Even in a temperate zone like Portland, life would be pretty uncomfortable without some kind of heating system. For most Portland homeowners, heat typically comes from an HVAC system powered by electricity or natural gas.
In this post, we’ll focus on the ducts, a key component of the HVAC system. Ducts carry invisible rivers of air through the home, keeping its inhabitants comfortably cool in the summer and warm in the winter. Symptoms of poor duct performance are easy to identify. They include:
- Certain rooms in the house becoming difficult to heat or cool
- Stuffy rooms that never seem to feel comfortable
- Utility bills are especially high
- Home receives a low Home Energy Score
Now, we don’t want the last one to happen, so it’s best to address the first three symptoms of inefficient ducts before ordering your Home Energy Score Assessment. First, a little background info on ducts.
Components of the System
The HVAC system comprises the central unit where air is drawn in, heated or cooled, and pushed into the ducts; the thermostat which allows the user to tell the system what temperate to keep the home heated or cooled to, the ducts themselves, and finally the vents to individual rooms in the home. This post will focus on the ducts and vents of the HVAC system and how to get them performing optimally.
Although pressure is not a visible component of your HVAC duct system, it does play an important role in efficiency. Adding heated air to a room increases air pressure. Outside air pressure is lower, so heated air will naturally escape through any gaps or cracks in the building envelope to the outside. For this reason, many Portland homes are fitted with ducts that not only supply fresh air to each room, but also carry it away again through return ducts. These systems are more efficient because they allow the home to maintain a neutral pressure from room to room.
When return ducts take air out of a room to maintain neutral pressure; the heated air is carried back to a unit called an “air handler” so that it can be brought back up to temperature and recirculated.
HVAC pros use a tree analogy to describe the duct system in a building. You might hear your Home Energy Score Assessor use some of these terms as well. The first one is “trunk duct”, which is the main duct — usually rectangular and constructed from sheet metal — that carries air away from the HVAC unit parallel with the floor of the home. If you’ve ever seen a movie where someone crawls through the ductwork of a building, the trunk duct is similar— just smaller in width for the average home.
Branch ducts, usually round in shape, carry heated or cooled air to the individual rooms of a home. These ducts are big enough for a cat, but not a human, and constructed either of sheet metal or helical wire encapsulated in plastic. Another common type of duct is the fiberboard air duct. Fiberboard is made from fiberglass trapped in resin and compressed; these ducts are foil-faced on the outside.
Home energy score assessors in Portland don’t discriminate among duct types. Instead, they check for air flow and leakage in the ductwork itself. They also give points for well insulated ducts.
Before we discuss strategies for improving air duct efficiency, there’s one more component of the system to learn about: Vents
You might be thinking: What’s there to know about vents? After all, they are the component of the typical HVAC system most familiar to the average user. They the metal (or sometimes wood) grate covering the opening where the duct ends; most have “fins” that can be closed or opened to control air flow. Vents are found in the wall, floor, or ceiling.

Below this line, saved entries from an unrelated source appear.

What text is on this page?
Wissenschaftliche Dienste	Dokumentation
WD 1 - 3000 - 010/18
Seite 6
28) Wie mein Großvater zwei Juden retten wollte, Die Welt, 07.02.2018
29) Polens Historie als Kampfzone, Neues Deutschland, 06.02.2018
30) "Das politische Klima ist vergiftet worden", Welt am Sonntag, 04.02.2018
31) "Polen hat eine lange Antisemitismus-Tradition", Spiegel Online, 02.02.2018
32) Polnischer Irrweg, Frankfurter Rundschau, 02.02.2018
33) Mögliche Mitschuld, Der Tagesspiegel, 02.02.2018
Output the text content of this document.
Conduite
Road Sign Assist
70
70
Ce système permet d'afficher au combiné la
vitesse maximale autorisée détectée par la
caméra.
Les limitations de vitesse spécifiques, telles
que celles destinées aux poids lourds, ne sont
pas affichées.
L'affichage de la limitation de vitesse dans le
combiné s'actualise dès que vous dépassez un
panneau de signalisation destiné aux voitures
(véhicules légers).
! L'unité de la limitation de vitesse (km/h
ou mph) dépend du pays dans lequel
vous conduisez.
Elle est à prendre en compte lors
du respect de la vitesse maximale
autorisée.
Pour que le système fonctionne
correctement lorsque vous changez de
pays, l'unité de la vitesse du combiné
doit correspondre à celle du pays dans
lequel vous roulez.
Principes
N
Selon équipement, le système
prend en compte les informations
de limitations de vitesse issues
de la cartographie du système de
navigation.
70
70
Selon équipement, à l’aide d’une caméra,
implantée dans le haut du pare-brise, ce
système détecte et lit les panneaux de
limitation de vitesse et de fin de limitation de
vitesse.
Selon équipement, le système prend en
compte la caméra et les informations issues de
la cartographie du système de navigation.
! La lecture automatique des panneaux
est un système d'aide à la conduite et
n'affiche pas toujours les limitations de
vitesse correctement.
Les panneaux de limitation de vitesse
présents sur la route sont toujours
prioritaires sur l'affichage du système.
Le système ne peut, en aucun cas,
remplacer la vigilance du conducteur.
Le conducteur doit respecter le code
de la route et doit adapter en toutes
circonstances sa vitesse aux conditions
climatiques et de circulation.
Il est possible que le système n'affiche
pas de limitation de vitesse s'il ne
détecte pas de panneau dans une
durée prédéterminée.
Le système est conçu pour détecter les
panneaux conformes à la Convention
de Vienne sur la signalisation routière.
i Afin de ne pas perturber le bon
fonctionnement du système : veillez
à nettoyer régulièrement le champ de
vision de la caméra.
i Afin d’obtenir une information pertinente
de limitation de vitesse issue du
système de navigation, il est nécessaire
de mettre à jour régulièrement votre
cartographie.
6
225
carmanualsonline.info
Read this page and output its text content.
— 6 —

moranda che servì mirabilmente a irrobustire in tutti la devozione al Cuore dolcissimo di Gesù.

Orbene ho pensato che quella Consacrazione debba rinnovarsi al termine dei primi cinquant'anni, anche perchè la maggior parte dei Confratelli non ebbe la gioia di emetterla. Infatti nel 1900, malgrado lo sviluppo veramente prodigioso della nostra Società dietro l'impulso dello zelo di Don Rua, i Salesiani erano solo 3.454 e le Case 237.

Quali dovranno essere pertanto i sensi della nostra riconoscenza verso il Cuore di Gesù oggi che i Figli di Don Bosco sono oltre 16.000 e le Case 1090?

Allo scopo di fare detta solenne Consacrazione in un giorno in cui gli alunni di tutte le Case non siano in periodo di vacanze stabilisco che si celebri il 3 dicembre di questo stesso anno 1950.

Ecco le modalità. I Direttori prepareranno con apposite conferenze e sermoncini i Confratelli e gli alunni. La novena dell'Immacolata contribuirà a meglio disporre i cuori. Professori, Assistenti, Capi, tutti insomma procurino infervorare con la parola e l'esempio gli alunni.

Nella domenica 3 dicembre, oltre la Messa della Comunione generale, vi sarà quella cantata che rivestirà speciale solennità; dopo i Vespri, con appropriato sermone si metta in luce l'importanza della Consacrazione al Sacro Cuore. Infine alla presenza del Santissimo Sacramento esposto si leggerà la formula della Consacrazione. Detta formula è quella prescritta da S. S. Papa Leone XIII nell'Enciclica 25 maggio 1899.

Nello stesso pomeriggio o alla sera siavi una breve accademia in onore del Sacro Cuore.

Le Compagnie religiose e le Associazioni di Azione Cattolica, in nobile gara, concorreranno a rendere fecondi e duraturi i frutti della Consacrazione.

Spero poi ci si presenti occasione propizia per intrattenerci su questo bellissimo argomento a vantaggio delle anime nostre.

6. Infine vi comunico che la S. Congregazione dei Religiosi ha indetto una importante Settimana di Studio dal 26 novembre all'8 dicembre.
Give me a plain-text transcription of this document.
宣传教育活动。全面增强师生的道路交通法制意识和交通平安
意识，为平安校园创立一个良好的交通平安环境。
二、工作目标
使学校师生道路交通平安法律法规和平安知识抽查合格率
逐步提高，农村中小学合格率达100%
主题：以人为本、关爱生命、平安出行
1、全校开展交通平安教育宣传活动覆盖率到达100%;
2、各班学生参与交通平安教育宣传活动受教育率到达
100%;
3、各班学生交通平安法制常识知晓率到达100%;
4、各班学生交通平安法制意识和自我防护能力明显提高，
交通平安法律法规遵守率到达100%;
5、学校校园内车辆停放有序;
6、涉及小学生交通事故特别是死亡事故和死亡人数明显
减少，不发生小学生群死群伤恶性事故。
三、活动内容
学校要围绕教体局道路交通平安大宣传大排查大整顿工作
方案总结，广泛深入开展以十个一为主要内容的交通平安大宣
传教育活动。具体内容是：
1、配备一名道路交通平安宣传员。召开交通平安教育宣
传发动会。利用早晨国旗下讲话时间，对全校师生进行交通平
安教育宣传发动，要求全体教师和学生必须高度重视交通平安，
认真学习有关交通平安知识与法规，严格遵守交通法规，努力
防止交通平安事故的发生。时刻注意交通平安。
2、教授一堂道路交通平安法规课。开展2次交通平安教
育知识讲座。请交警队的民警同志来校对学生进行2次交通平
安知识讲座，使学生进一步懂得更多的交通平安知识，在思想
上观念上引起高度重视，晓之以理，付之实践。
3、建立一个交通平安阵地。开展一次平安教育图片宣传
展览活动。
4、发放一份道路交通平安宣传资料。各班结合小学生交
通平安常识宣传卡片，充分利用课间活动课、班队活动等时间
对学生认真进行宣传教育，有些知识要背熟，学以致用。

There are two things to know about vents. First is that closing the fins doesn’t block all air flow out of the vent. If you really want to prevent a room from being heated or cooled, you’ll have to replace the vent with a piece of plywood. This works well in unused garages and basements. When it comes time to get your Home Energy Score, that space will no longer be considered part of the heated square footage of the home. However, closing off vents in other rooms of the home may throw off the pressure balance and won’t contribute to overall energy efficiency.
The second thing to know is that the gaps around vents can be contributing to air leaks if they’re not sealed off. This is especially true for ceiling vents that are below an uninsulated attic. To seal, remove the vent cover, apply a bead of silicon caulk, and replace.
Solve Ducting Problems, Improve your Home Energy Score
Now that you know the ins and outs of your ductwork, how can you alleviate some of the heating and cooling issues described at the beginning of this article? The U.S. Department of Energy estimates that 20 to 30 percent of the air that moves through the duct system is lost due to leaks, holes, and poorly connected ducts. Unfortunately, if these problems are in the branch ducts, there’s usually not much that can be done outside of a total system replacement because the ducts are buried in the walls.
However, inefficient ducts located in the basement or attic can easily be located and improved upon. Here are some tips.
- Check out our Portland DIY Guide on Duct Sealing and Insulation
- Check for air leaks around the home and seal them up to improve room pressurization and energy efficiency
- Don’t forget to attend to your entire HVAC system: Have routine maintenance done on the heating/cooling unit, be sure it has a fresh air filter, and update your thermostat to one that allows programming and/or smart home integration.
Remember, sealing and insulating your HVAC ducts is one of the top five ways to improve your home energy score before you schedule your appointment.